察着她的表情,他知道了她的小敏感。
他也庆幸她并不抗拒他触碰她的脖子,也很感动她毫无防备的让自己掐她的脖子。
秋月白觉得能得到她真挚的爱,此生足矣!
他左手松松垮垮地耷拉在她腰间,右手依旧轻轻掐着她的脖子,就这样别扭的抱着她。
江心不敢动,她不知道秋月白想做什么,但是自己这样如果他能高兴的话,她也是能够劝服自己接受的,毕竟他有个那么血腥残暴的亲爹,他有点儿什么小癖好她是能接受的……
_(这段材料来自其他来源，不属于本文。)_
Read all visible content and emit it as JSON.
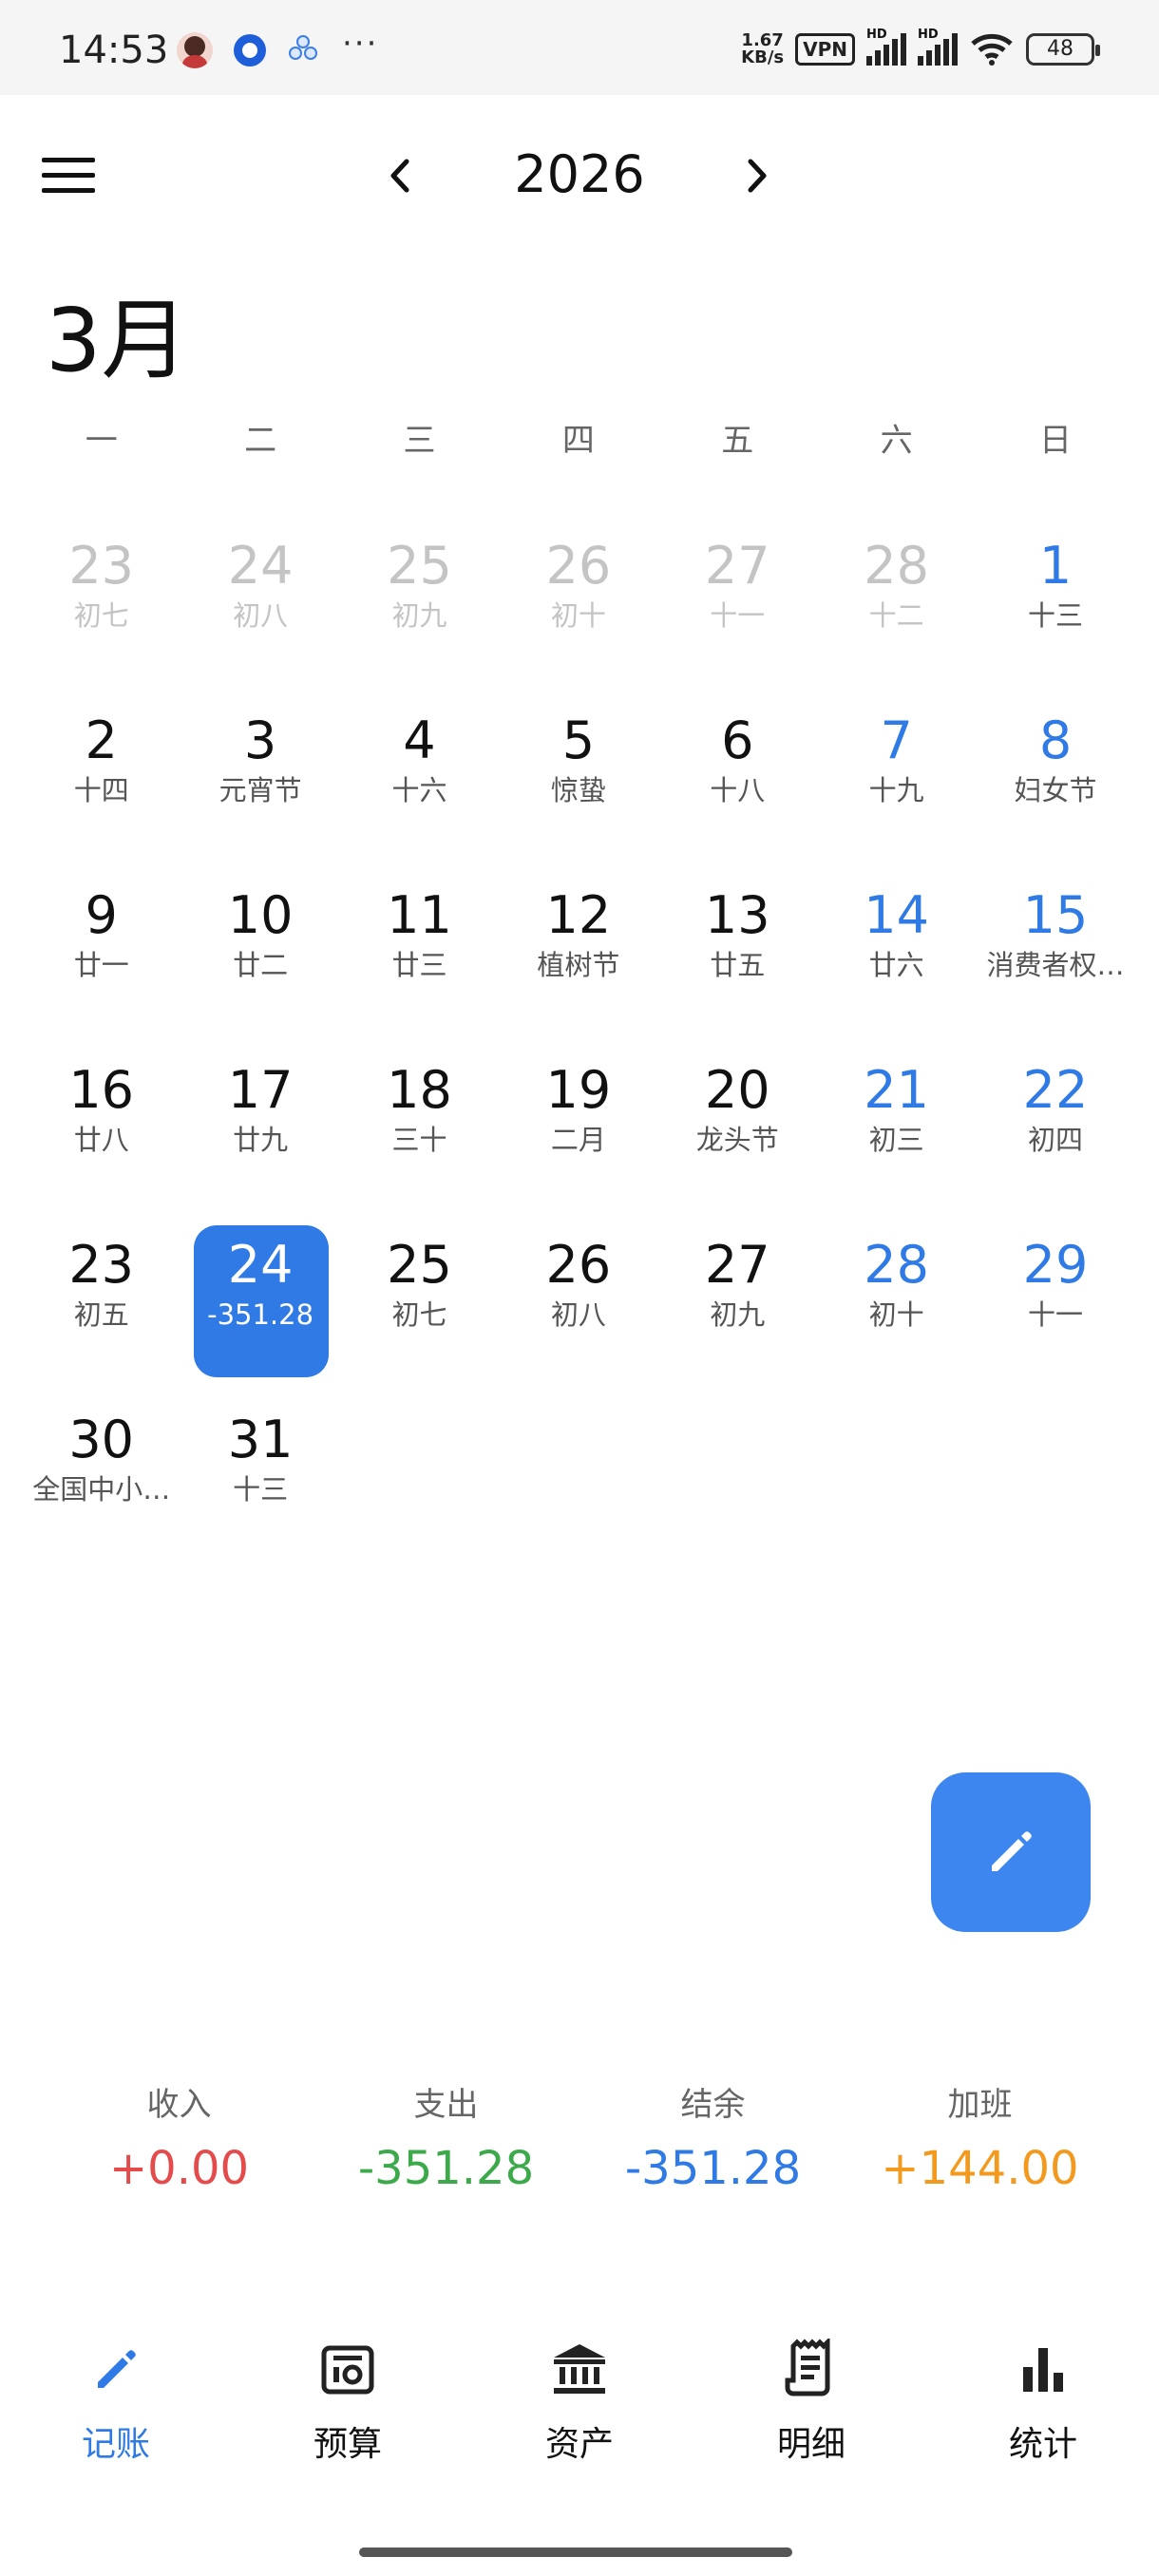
{
  "status_bar": {
    "time": "14:53",
    "more": "···",
    "speed_top": "1.67",
    "speed_bottom": "KB/s",
    "vpn": "VPN",
    "hd1": "HD",
    "hd2": "HD",
    "battery": "48"
  },
  "header": {
    "year": "2026",
    "month": "3月",
    "menu_icon": "menu-icon",
    "prev_icon": "chevron-left-icon",
    "next_icon": "chevron-right-icon"
  },
  "weekdays": [
    "一",
    "二",
    "三",
    "四",
    "五",
    "六",
    "日"
  ],
  "days": [
    {
      "num": "23",
      "sub": "初七",
      "type": "other"
    },
    {
      "num": "24",
      "sub": "初八",
      "type": "other"
    },
    {
      "num": "25",
      "sub": "初九",
      "type": "other"
    },
    {
      "num": "26",
      "sub": "初十",
      "type": "other"
    },
    {
      "num": "27",
      "sub": "十一",
      "type": "other"
    },
    {
      "num": "28",
      "sub": "十二",
      "type": "other"
    },
    {
      "num": "1",
      "sub": "十三",
      "type": "weekend"
    },
    {
      "num": "2",
      "sub": "十四",
      "type": "normal"
    },
    {
      "num": "3",
      "sub": "元宵节",
      "type": "normal"
    },
    {
      "num": "4",
      "sub": "十六",
      "type": "normal"
    },
    {
      "num": "5",
      "sub": "惊蛰",
      "type": "normal"
    },
    {
      "num": "6",
      "sub": "十八",
      "type": "normal"
    },
    {
      "num": "7",
      "sub": "十九",
      "type": "weekend"
    },
    {
      "num": "8",
      "sub": "妇女节",
      "type": "weekend"
    },
    {
      "num": "9",
      "sub": "廿一",
      "type": "normal"
    },
    {
      "num": "10",
      "sub": "廿二",
      "type": "normal"
    },
    {
      "num": "11",
      "sub": "廿三",
      "type": "normal"
    },
    {
      "num": "12",
      "sub": "植树节",
      "type": "normal"
    },
    {
      "num": "13",
      "sub": "廿五",
      "type": "normal"
    },
    {
      "num": "14",
      "sub": "廿六",
      "type": "weekend"
    },
    {
      "num": "15",
      "sub": "消费者权…",
      "type": "weekend"
    },
    {
      "num": "16",
      "sub": "廿八",
      "type": "normal"
    },
    {
      "num": "17",
      "sub": "廿九",
      "type": "normal"
    },
    {
      "num": "18",
      "sub": "三十",
      "type": "normal"
    },
    {
      "num": "19",
      "sub": "二月",
      "type": "normal"
    },
    {
      "num": "20",
      "sub": "龙头节",
      "type": "normal"
    },
    {
      "num": "21",
      "sub": "初三",
      "type": "weekend"
    },
    {
      "num": "22",
      "sub": "初四",
      "type": "weekend"
    },
    {
      "num": "23",
      "sub": "初五",
      "type": "normal"
    },
    {
      "num": "24",
      "sub": "-351.28",
      "type": "selected"
    },
    {
      "num": "25",
      "sub": "初七",
      "type": "normal"
    },
    {
      "num": "26",
      "sub": "初八",
      "type": "normal"
    },
    {
      "num": "27",
      "sub": "初九",
      "type": "normal"
    },
    {
      "num": "28",
      "sub": "初十",
      "type": "weekend"
    },
    {
      "num": "29",
      "sub": "十一",
      "type": "weekend"
    },
    {
      "num": "30",
      "sub": "全国中小…",
      "type": "normal"
    },
    {
      "num": "31",
      "sub": "十三",
      "type": "normal"
    }
  ],
  "fab": {
    "icon": "pencil-icon"
  },
  "summary": [
    {
      "label": "收入",
      "value": "+0.00",
      "color": "#e54b4b"
    },
    {
      "label": "支出",
      "value": "-351.28",
      "color": "#3caa4a"
    },
    {
      "label": "结余",
      "value": "-351.28",
      "color": "#2f7ae5"
    },
    {
      "label": "加班",
      "value": "+144.00",
      "color": "#f39a1e"
    }
  ],
  "nav": [
    {
      "label": "记账",
      "icon": "pencil-icon",
      "active": true
    },
    {
      "label": "预算",
      "icon": "budget-icon",
      "active": false
    },
    {
      "label": "资产",
      "icon": "bank-icon",
      "active": false
    },
    {
      "label": "明细",
      "icon": "receipt-icon",
      "active": false
    },
    {
      "label": "统计",
      "icon": "bar-chart-icon",
      "active": false
    }
  ],
  "colors": {
    "accent": "#2f7ae5",
    "fab": "#3d86ef"
  }
}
秋月白将她抱了一会儿,觉得自己这样会吓着她,便将她重新环腰抱好,然后温柔地亲了亲她香软的发,温声哄道:“谢谢你!我会一直一直守着你,与你生生世世相守,绝不负你,不让你受半分委屈!”
江心侧头亲昵的蹭了蹭他的脸颊,双手抱住他的手臂。
“好呀,只愿君心似我心,定不负相思意!”
你若不离不弃,我定生死相依!
……
马车一路摇晃到鸿胪寺里的驿馆门口。
“主子,到了!”
夏洵驶停马车,然后下车等待。
秋月白抬手抚开车帘,他牵着江心从车凳走下来。
两人相互对视一眼,他帮她打理好垂到腰间的头发,然后指尖轻轻弯了弯她精致的鼻梁。
“走吧,兴许他们还没睡下。”
夏洵知道秋月白他们要去找秋道明,便停好马车往驿馆里跑,“主子,我先去通报一声!”
江心攀住秋月白垂下的手臂,与他一步一步往里走。
鸿胪寺的驿馆坐落在京城最繁华的街道的左侧,这里很有年代了。
木制的漆红大门半掩着,两侧各站着两个带刀的侍卫,门前的幡子在微风中轻轻摇曳,古朴而沉重,严肃又温暖。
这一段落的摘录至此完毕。